Recomendo aos pracinhas
O cuidado e atenção:
De quando entrar pra Marinha
Risque a discriminação,
Guardem toda a história de
Um grande herói sem glória
E exemplo desta Nação.

Jota Rodrigues
Em 16 de outubro de 1948


Desenho de Latuff

João Cândido

Por Ana Paula de Araújo


João Cândido Felisberto nasceu no Rio Grande do Sul, no dia 24 de Junho de 1880. Seus pais eram escravos, ele desde pequeno ele costumava acompanhar seu pai quando este viajava conduzindo o gado.

João Cândido começou sua participação política cedo, aos 13 anos apenas, quando lutou a serviço do governo na Revolução Federalista do Rio Grande do Sul, no ano de 1893. Com 14 anos se alistou no Arsenal de Guerra do Exército e com 15 entrou para a Escola de Aprendizes Marinheiros de Porto Alegre. Cinco anos depois foi promovido a marinheiro de primeira classe e com 21 anos, em 1903, foi promovido a cabo-de-esquadra, tendo sido depois novamente rebaixado a marinheiro de primeira classe por ter introduzido no navio um jogo de baralho.
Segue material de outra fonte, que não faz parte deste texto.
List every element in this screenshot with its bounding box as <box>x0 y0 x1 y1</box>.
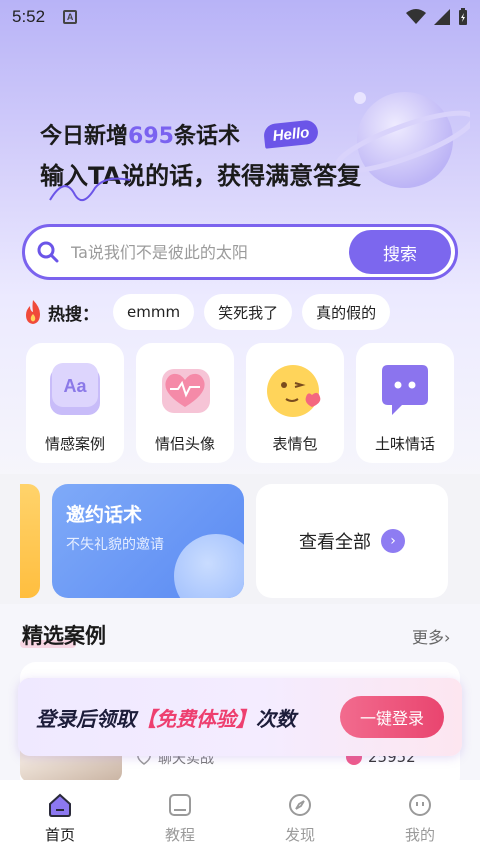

Serviu na Marinha do Brasil por 15 anos, tempo durante o qual viajou por este e outros países.

Participou e comandou a Revolta dos Marinheiros do Rio de Janeiro (Revolta da Chibata) no ano de 1910, movimento que trouxe benefícios aos marinheiros, com o fim dos castigos corporais na Marinha, mas que trouxe prejuízos a João Cândido, que foi expulso e renegado, vindo a trabalhar como timoneiro e carregador em algumas embarcações particulares, sendo depois demitido definitivamente de todos os serviços da Marinha por intervenção de alguns oficiais.

No ano de 1917, ano em que sua primeira esposa faleceu, começou a trabalhar como pescador para sustentar a família, vivendo na miséria até os seus últimos dias de vida. Casou-se novamente, mas sua segunda esposa cometeu suicídio no ano de 1928. Dez anos depois a tragédia voltaria a acontecer, mas desta vez com uma de suas filhas. Ao todo foram três casamentos, tendo o último durado até o fim de sua vida, dia 06 de Dezembro de 1969.
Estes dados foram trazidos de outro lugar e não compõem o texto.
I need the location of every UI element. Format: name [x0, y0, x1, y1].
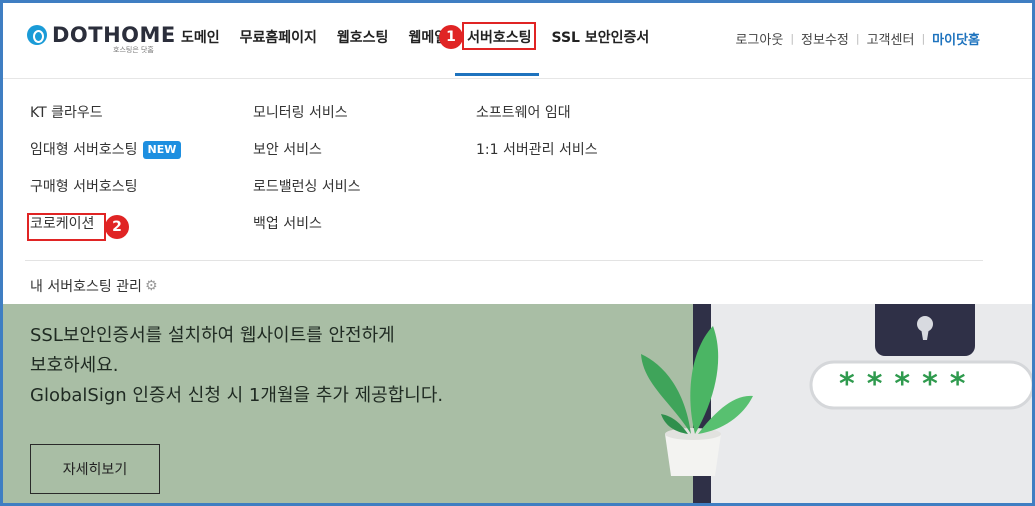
step-badge-2: 2 [105, 215, 129, 239]
menu-load-balancing-service[interactable]: 로드밸런싱 서비스 [253, 178, 361, 215]
banner-illustration: ***** [641, 304, 1032, 503]
logo-mark-icon [27, 25, 47, 45]
separator: | [790, 32, 795, 45]
separator: | [855, 32, 860, 45]
separator: | [921, 32, 926, 45]
customer-center-link[interactable]: 고객센터 [867, 29, 915, 48]
step-badge-1: 1 [439, 25, 463, 49]
menu-managed-server-service[interactable]: 1:1 서버관리 서비스 [476, 141, 598, 178]
nav-web-hosting[interactable]: 웹호스팅 [337, 27, 389, 47]
my-dothome-link[interactable]: 마이닷홈 [932, 29, 980, 48]
nav-free-homepage[interactable]: 무료홈페이지 [240, 27, 317, 47]
menu-label: KT 클라우드 [30, 105, 103, 121]
menu-label: 임대형 서버호스팅 [30, 142, 138, 158]
password-mask: ***** [839, 367, 977, 402]
mega-dropdown-menu: KT 클라우드 임대형 서버호스팅 NEW 구매형 서버호스팅 코로케이션 모니… [3, 80, 1032, 304]
highlight-box-colocation [27, 213, 106, 241]
highlight-box-server-hosting [462, 22, 536, 50]
menu-label: 보안 서비스 [253, 142, 322, 158]
browser-frame: DOTHOME 호스팅은 닷홈 도메인 무료홈페이지 웹호스팅 웹메일 서버호스… [0, 0, 1035, 506]
menu-label: 백업 서비스 [253, 216, 322, 232]
ssl-promo-banner: SSL보안인증서를 설치하여 웹사이트를 안전하게 보호하세요. GlobalS… [3, 304, 1032, 503]
menu-purchase-server-hosting[interactable]: 구매형 서버호스팅 [30, 178, 181, 215]
menu-monitoring-service[interactable]: 모니터링 서비스 [253, 104, 361, 141]
menu-label: 로드밸런싱 서비스 [253, 179, 361, 195]
menu-security-service[interactable]: 보안 서비스 [253, 141, 361, 178]
menu-label: 구매형 서버호스팅 [30, 179, 138, 195]
banner-line-2: 보호하세요. [30, 355, 119, 376]
menu-label: 소프트웨어 임대 [476, 105, 571, 121]
menu-software-rental[interactable]: 소프트웨어 임대 [476, 104, 598, 141]
menu-label: 1:1 서버관리 서비스 [476, 142, 598, 158]
logo-text: DOTHOME [52, 23, 176, 47]
nav-domain[interactable]: 도메인 [181, 27, 220, 47]
menu-label: 모니터링 서비스 [253, 105, 348, 121]
gear-icon: ⚙ [144, 278, 158, 294]
main-nav: 도메인 무료홈페이지 웹호스팅 웹메일 서버호스팅 SSL 보안인증서 [181, 27, 669, 47]
banner-copy: SSL보안인증서를 설치하여 웹사이트를 안전하게 보호하세요. GlobalS… [30, 321, 443, 411]
plant-pot [665, 434, 721, 476]
utility-links: 로그아웃 | 정보수정 | 고객센터 | 마이닷홈 [735, 29, 980, 48]
logo[interactable]: DOTHOME 호스팅은 닷홈 [27, 23, 176, 54]
nav-active-indicator [455, 73, 539, 76]
my-server-hosting-manage-link[interactable]: 내 서버호스팅 관리 ⚙ [30, 276, 158, 296]
menu-rental-server-hosting[interactable]: 임대형 서버호스팅 NEW [30, 141, 182, 178]
dropdown-divider [25, 260, 983, 261]
new-badge: NEW [142, 141, 182, 159]
menu-backup-service[interactable]: 백업 서비스 [253, 215, 361, 252]
manage-label: 내 서버호스팅 관리 [30, 279, 142, 295]
menu-kt-cloud[interactable]: KT 클라우드 [30, 104, 181, 141]
dropdown-column-3: 소프트웨어 임대 1:1 서버관리 서비스 [476, 104, 598, 178]
nav-ssl-certificate[interactable]: SSL 보안인증서 [552, 27, 650, 47]
banner-line-3: GlobalSign 인증서 신청 시 1개월을 추가 제공합니다. [30, 385, 444, 406]
edit-profile-link[interactable]: 정보수정 [801, 29, 849, 48]
logout-link[interactable]: 로그아웃 [735, 29, 783, 48]
view-details-button[interactable]: 자세히보기 [30, 444, 160, 494]
dropdown-column-2: 모니터링 서비스 보안 서비스 로드밸런싱 서비스 백업 서비스 [253, 104, 361, 252]
logo-tagline: 호스팅은 닷홈 [113, 46, 154, 54]
banner-line-1: SSL보안인증서를 설치하여 웹사이트를 안전하게 [30, 325, 395, 346]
Atuou na política durante toda a sua vida. Durante o governo de Vargas teve contato com o líder da Ação Integralista Brasileira (AIB) e com o Partido Comunista, chegou a ser preso por suspeita de relacionamento com os integrantes da Aliança Liberal e até o fim da sua vida continuou sendo “vigiado” pelas autoridades, sendo acusado de subversivo.

O “Almirante Negro”, como João Cândido ficou conhecido, morreu aos 89 anos e teve ao todo 11 filhos ao longo dos três casamentos. Faleceu na cidade de São João do Meriti, no Rio de Janeiro.


João Cândido - o Almirante Negro, na velhice.